Felicia and Ian in their Kilauea 'yarden.' Photo by Keri Cooper
Cowden says a big motivation for starting with the whole Akamai deal was “the high incarceration rate of our wonderful youth. When I see how many high-potential kids end up adjudicated, that’s an indictment of our system — not the kids.
“I wanted to teach kids financial literacy because most crime is poverty related. I wanted to introduce learning with a sense of purpose.”
There was also the problem of inflexibility within the public schools, which Cowden bumped into while running surf shops on the North Shore for 18 years. In the business, she says she met extraordinary surfers with the opportunity to travel around the world. They were punished at school because of their absences.
It happened to Andy Irons, she says, who wasn’t allowed to participate in his high school graduation. In response, Cowden says that some youth dropped out in favor of home schooling.
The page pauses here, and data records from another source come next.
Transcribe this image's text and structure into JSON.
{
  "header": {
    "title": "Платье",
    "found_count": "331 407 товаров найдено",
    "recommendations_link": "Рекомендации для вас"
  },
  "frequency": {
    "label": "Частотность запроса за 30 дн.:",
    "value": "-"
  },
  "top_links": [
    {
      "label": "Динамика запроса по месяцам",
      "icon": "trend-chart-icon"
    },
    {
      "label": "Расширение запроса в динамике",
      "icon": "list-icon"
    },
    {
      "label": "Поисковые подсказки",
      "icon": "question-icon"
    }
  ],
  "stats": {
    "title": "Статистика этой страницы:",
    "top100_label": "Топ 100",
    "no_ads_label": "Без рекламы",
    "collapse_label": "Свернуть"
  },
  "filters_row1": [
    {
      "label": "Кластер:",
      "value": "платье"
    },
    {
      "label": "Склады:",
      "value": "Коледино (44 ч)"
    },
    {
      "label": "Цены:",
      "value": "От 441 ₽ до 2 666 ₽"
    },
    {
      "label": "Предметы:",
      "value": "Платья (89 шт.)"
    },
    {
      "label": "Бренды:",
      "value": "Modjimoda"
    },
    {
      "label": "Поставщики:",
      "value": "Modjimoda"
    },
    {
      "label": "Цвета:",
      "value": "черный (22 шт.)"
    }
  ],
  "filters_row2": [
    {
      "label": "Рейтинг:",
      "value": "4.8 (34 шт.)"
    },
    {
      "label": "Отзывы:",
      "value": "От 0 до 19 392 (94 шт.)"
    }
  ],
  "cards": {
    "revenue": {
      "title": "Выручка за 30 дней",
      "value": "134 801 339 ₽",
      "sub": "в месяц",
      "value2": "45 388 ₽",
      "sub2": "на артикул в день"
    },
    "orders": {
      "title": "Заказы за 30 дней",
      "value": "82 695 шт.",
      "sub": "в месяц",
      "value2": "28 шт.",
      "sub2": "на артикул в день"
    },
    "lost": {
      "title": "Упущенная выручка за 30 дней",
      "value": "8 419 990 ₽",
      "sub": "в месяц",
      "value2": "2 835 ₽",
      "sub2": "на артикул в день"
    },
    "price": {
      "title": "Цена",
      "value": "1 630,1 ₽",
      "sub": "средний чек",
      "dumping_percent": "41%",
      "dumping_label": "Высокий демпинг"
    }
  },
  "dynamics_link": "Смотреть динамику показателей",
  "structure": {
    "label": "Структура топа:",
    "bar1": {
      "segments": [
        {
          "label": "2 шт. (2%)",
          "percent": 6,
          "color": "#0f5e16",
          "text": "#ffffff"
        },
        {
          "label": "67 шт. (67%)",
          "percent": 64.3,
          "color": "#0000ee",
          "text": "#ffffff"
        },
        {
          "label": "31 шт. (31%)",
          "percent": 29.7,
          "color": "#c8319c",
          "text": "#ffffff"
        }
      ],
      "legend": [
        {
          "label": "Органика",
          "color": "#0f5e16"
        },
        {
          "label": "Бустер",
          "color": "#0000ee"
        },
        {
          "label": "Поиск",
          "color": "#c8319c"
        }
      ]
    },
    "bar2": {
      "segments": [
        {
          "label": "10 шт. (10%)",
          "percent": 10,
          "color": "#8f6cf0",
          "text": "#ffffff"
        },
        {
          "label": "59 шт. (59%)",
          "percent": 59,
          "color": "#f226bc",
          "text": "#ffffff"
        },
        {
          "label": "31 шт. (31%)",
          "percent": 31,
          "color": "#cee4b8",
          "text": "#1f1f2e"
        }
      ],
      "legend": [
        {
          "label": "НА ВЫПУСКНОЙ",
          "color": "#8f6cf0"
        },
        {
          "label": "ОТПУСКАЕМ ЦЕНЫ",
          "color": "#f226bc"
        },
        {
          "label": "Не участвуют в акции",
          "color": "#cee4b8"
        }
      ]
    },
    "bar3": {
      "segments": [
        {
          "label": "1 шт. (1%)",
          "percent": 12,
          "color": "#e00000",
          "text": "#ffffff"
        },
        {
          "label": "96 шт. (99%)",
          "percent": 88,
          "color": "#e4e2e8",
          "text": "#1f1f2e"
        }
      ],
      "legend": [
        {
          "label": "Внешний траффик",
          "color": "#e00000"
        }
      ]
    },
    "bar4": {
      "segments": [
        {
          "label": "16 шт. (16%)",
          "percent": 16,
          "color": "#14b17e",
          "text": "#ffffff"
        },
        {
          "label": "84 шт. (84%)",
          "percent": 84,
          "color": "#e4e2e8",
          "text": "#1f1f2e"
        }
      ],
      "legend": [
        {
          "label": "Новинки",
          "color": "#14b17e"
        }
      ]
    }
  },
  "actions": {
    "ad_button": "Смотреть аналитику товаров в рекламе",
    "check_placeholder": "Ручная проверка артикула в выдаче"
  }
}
“I went to the school, saying let’s do something, offer a blend of flexible learning so kids can do magnificent things in life as well as be part of their peer circles,” she says.
This is a book that supports flexibility, gives some examples of it and at the same time, it’s a chronicle of her and Ian’s year together last year.
“The conversation is about the North Shore of Kaua`i, but it is a message to the whole nation that shares this challenge,” says Cowden.